Misstrauen gegen die Schriftsprache der Weißen

Naomi Fontaine, die ihren ersten Roman mit Anfang zwanzig veröffentlichte, gilt als aufgehender Stern am Himmel von Kanadas indigener Literatur, die als solche erst seit wenigen Jahrzehnten existiert. Denn lange Zeit war die Innu-Sprache keine Schriftsprache. Aus gutem Grund hatten die autochthonen Kanadier kein Vertrauen zur Art der Europäer, alles schriftlich festzuhalten, denn gerade schwarz auf weiß geschriebene Verträge dienten als Vehikel kolonialistischer Enteignung.

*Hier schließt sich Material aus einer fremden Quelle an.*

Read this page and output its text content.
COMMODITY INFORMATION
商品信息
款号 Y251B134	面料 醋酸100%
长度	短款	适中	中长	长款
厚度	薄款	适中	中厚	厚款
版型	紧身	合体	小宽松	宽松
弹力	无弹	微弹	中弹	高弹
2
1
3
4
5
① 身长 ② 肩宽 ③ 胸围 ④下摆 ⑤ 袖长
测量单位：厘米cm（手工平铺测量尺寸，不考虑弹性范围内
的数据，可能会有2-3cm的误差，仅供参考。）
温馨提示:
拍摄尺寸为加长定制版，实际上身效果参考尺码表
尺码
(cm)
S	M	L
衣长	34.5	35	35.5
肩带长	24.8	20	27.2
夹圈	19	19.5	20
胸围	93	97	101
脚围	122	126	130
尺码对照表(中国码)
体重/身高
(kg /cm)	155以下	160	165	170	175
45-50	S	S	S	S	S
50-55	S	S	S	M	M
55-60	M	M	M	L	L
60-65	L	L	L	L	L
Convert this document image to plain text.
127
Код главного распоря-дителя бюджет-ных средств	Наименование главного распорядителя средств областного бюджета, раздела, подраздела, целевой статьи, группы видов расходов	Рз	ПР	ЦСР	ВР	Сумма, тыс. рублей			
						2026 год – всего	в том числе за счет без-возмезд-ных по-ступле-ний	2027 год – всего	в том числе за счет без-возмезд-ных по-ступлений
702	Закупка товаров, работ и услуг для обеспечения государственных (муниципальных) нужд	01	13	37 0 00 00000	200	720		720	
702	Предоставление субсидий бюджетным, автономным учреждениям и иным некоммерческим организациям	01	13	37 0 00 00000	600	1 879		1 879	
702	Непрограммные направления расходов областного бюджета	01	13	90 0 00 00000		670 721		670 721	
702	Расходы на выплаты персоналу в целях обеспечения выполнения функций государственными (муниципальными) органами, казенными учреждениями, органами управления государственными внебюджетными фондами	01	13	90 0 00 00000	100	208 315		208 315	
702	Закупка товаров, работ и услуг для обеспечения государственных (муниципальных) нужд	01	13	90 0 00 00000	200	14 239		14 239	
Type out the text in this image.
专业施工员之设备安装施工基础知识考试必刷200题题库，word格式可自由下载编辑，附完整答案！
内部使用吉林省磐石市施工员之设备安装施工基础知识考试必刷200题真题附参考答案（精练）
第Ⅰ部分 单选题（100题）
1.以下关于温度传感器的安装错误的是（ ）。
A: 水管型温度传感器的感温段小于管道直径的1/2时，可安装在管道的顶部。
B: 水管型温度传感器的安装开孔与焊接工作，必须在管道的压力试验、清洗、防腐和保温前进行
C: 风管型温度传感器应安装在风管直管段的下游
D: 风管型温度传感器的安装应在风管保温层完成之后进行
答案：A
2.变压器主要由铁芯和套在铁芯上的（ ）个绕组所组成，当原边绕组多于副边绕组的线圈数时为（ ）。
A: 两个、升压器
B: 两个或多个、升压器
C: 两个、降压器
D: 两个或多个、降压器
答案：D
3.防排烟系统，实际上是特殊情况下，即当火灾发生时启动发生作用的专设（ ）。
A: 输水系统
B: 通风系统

In den letzten Jahren ist die soziale Benachteiligung und kulturelle Plünderung der "First Nations", die systematische Kindesentziehung durch den Staat, in den Fokus der Öffentlichkeit gerückt. Von den Folgen, der Verfügbarmachung von Land und natürlichen Ressourcen, profitieren die weißen Kanadier jedoch weiterhin. Auch die Frankokanadier in Québec, die sich ihrerseits als Minderheit erfahren.
Für Naomi Fontaines zweiten Roman "Manikanetish, Petite Marguerite" hat der deutsche Verlag den allzu putzigen Titel "Die kleine Schule der großen Hoffnung" gewählt. Auch Fontaines nur scheinbar einfaches Erzählen wirkt in der deutschen Fassung der an sich hochverdienten Übersetzerin Sonja Finck nicht ganz so überzeugend: "Ich drehte mich um und ging. Dann sein Satz, der mich trifft. Mitten ins Herz."
Deutlich nüchterner liest sich das im Original, das die Emotionen sehr bewusst dosiert. So wird in den aufs Wesentliche reduzierten Szenen dieses schmalen Romans eine innere und äußere Welt gefeiert, die es wert ist, lesend entdeckt zu werden.
Naomi Fontaine: "Kleine Schule der großen Hoffnung"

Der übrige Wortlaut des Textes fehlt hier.